We believe today’s “well known fact” is that China is going to become the most successful economy in the world and the movement of one billion Chinese people from rural areas to urban areas will provide unending demand for new infrastructure. This new infrastructure, the story goes, will require a huge part of the raw materials, oil and commodities produced each year in the world. This has caused a bubble in the prices of those inputs and in the common stock prices of any company which is directly or indirectly involved in satisfying that seemingly insatiable demand. Simultaneously, these suddenly more prosperous former peasants will have higher incomes and be hungry. This has triggered an upside panic in the price of major food commodities.
If you have been following our thoughts for the last year, you know that we believe that prices are already out of hand. However, just like in 1998, there has been an outside fundamental which has perpetuated the mania. China has prevented their currency from appreciating during their boom by pegging their currency to the US dollar. By doing so, they in effect are subject to the whims of our monetary policy. We are in the midst of Quantitative Easing II or QE2 for short. Even though China is tightening their own credit to try to get a “soft landing” from their “well known fact” driven bubble, it is undercut by the currency peg to the US. Therefore, QE2 has perpetuated the boom in China, commodities, Oil, Australia, Canada and many capital intensive common stocks like Caterpillar, Joy Global, Rio Tinto and BHP Billiton. This is coming long after they were over-capitalized.

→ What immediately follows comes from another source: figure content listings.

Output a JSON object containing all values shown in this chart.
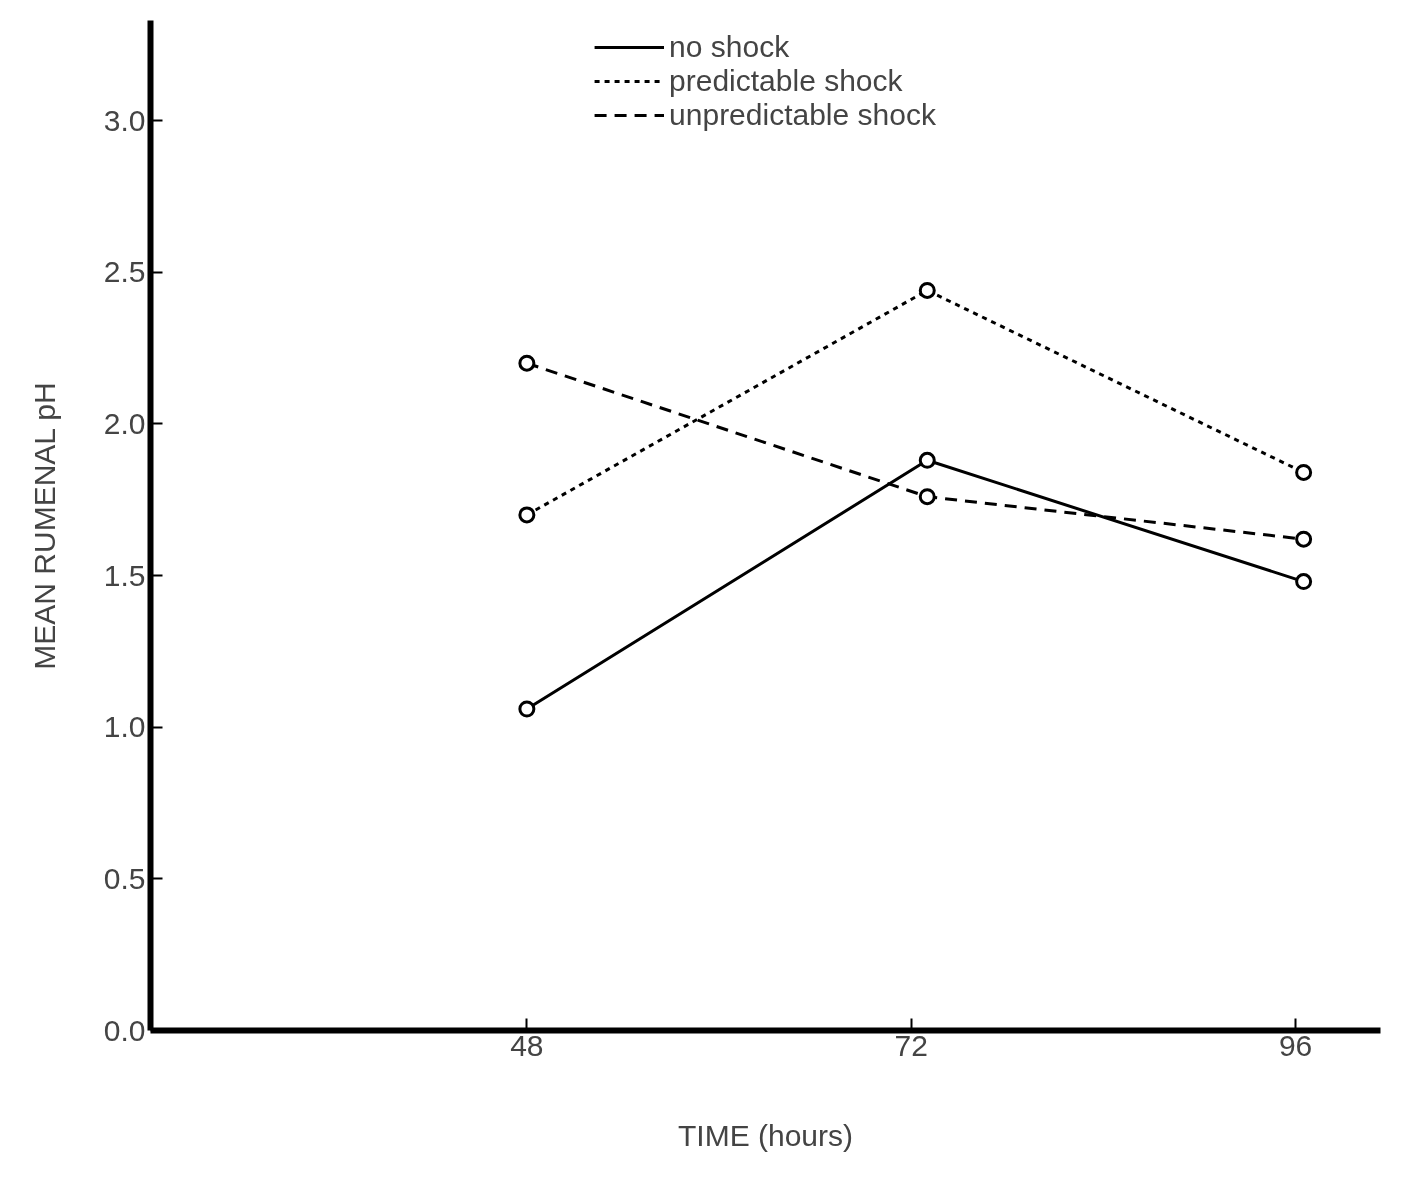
{
  "chart_data": {
    "type": "line",
    "xlabel": "TIME (hours)",
    "ylabel": "MEAN RUMENAL pH",
    "xlim": [
      24.5,
      101.3
    ],
    "ylim": [
      0,
      3.33
    ],
    "xticks": [
      48,
      72,
      96
    ],
    "yticks": [
      {
        "value": 0,
        "label": "0.0"
      },
      {
        "value": 0.5,
        "label": "0.5"
      },
      {
        "value": 1,
        "label": "1.0"
      },
      {
        "value": 1.5,
        "label": "1.5"
      },
      {
        "value": 2,
        "label": "2.0"
      },
      {
        "value": 2.5,
        "label": "2.5"
      },
      {
        "value": 3,
        "label": "3.0"
      }
    ],
    "marker": "circle",
    "legend": "top",
    "grid": false,
    "series": [
      {
        "name": "no shock",
        "color": "#000000",
        "line_style": "solid",
        "x": [
          48,
          73,
          96.5
        ],
        "values": [
          1.06,
          1.88,
          1.48
        ]
      },
      {
        "name": "predictable shock",
        "color": "#000000",
        "line_style": "dotted",
        "x": [
          48,
          73,
          96.5
        ],
        "values": [
          1.7,
          2.44,
          1.84
        ]
      },
      {
        "name": "unpredictable shock",
        "color": "#000000",
        "line_style": "dashed",
        "x": [
          48,
          73,
          96.5
        ],
        "values": [
          2.2,
          1.76,
          1.62
        ]
      }
    ]
  }
}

Within 68 days of the Y2K turnover in March of 2000, the tech bubble broke. We believe this China/Commodity bubble will break very close to the end of QE in the US. If QE2 ends up being the end of quantitative easing for the US in this cycle, the clock could start ticking by the end of June.

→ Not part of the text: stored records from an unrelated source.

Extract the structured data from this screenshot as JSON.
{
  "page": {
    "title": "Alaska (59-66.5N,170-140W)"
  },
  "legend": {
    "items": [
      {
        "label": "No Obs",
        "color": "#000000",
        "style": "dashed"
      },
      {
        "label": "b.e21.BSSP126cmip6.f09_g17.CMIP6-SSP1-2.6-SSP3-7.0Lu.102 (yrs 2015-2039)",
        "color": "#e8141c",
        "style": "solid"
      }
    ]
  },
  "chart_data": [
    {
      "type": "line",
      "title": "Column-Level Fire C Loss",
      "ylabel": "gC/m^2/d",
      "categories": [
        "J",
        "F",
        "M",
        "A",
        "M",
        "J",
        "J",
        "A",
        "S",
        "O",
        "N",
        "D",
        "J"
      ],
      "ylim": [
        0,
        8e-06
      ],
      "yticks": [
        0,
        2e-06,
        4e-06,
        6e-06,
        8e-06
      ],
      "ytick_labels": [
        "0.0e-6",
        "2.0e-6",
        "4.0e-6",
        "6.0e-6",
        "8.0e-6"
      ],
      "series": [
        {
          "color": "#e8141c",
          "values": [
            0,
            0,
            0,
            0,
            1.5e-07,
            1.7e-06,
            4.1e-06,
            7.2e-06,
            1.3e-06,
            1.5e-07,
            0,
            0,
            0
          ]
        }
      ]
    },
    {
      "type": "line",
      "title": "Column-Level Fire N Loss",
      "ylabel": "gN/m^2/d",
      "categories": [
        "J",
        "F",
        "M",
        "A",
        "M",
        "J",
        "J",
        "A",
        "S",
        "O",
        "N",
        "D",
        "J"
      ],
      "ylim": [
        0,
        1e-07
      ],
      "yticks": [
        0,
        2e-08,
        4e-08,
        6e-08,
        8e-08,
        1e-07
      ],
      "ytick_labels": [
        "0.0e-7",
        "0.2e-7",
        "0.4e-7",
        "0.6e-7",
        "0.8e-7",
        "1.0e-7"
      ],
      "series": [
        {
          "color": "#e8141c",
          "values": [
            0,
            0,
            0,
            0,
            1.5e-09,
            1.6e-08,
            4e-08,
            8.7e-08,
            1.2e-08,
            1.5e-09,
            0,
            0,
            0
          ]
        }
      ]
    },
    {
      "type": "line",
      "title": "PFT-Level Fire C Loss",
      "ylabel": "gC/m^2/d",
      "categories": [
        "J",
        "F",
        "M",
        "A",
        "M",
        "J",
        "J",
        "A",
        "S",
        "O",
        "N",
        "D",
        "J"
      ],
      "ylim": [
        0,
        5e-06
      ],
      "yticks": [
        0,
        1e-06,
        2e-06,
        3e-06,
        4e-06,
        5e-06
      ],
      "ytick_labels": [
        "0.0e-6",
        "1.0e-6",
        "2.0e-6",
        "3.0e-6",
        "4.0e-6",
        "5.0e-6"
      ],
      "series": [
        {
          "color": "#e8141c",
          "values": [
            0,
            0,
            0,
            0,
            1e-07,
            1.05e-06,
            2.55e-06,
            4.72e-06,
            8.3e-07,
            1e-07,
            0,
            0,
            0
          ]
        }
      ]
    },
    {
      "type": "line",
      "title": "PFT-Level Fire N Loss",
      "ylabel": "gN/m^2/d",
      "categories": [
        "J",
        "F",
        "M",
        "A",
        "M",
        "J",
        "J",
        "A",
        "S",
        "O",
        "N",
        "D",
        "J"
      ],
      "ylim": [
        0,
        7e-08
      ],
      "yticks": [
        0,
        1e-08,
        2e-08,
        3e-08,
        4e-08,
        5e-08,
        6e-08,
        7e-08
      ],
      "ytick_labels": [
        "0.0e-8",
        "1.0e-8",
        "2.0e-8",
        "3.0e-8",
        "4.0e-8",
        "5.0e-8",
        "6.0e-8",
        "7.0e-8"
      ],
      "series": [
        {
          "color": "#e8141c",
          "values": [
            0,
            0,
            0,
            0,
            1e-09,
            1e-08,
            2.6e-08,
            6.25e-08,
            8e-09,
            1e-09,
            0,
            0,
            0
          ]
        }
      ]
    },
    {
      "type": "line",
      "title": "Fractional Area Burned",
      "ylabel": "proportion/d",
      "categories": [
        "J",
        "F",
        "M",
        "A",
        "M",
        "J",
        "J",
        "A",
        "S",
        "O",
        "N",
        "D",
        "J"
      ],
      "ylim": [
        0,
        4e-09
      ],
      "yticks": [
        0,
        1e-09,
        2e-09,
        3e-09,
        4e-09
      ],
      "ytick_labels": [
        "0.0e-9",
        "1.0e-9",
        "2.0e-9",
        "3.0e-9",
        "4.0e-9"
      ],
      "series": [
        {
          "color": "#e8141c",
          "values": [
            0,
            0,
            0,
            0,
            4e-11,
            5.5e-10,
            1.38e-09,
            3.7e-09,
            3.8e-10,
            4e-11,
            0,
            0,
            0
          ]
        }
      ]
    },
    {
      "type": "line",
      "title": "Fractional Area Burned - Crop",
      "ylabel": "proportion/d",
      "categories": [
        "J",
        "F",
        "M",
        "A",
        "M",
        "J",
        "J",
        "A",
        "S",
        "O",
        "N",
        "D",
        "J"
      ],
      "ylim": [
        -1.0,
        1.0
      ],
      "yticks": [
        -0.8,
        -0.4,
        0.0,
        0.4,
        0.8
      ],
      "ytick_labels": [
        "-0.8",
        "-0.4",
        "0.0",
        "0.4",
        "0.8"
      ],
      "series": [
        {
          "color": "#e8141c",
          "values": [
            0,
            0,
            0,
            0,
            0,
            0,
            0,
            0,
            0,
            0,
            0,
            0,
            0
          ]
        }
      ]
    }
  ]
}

The information contained in this missive represents SCM’s opinions, and should not be construed as personalized or individualized investment advice. Past performance is no guarantee of future results. Some of the securities identified and described in this missive are a sample of issuers being currently recommended for suitable clients as of the date of this missive and do not represent all of the securities purchased or recommended for our clients. It should not be assumed that investing in these securities was or will be profitable. A list of all recommendations made by Smead Capital Management with in the past twelve month period is available upon request.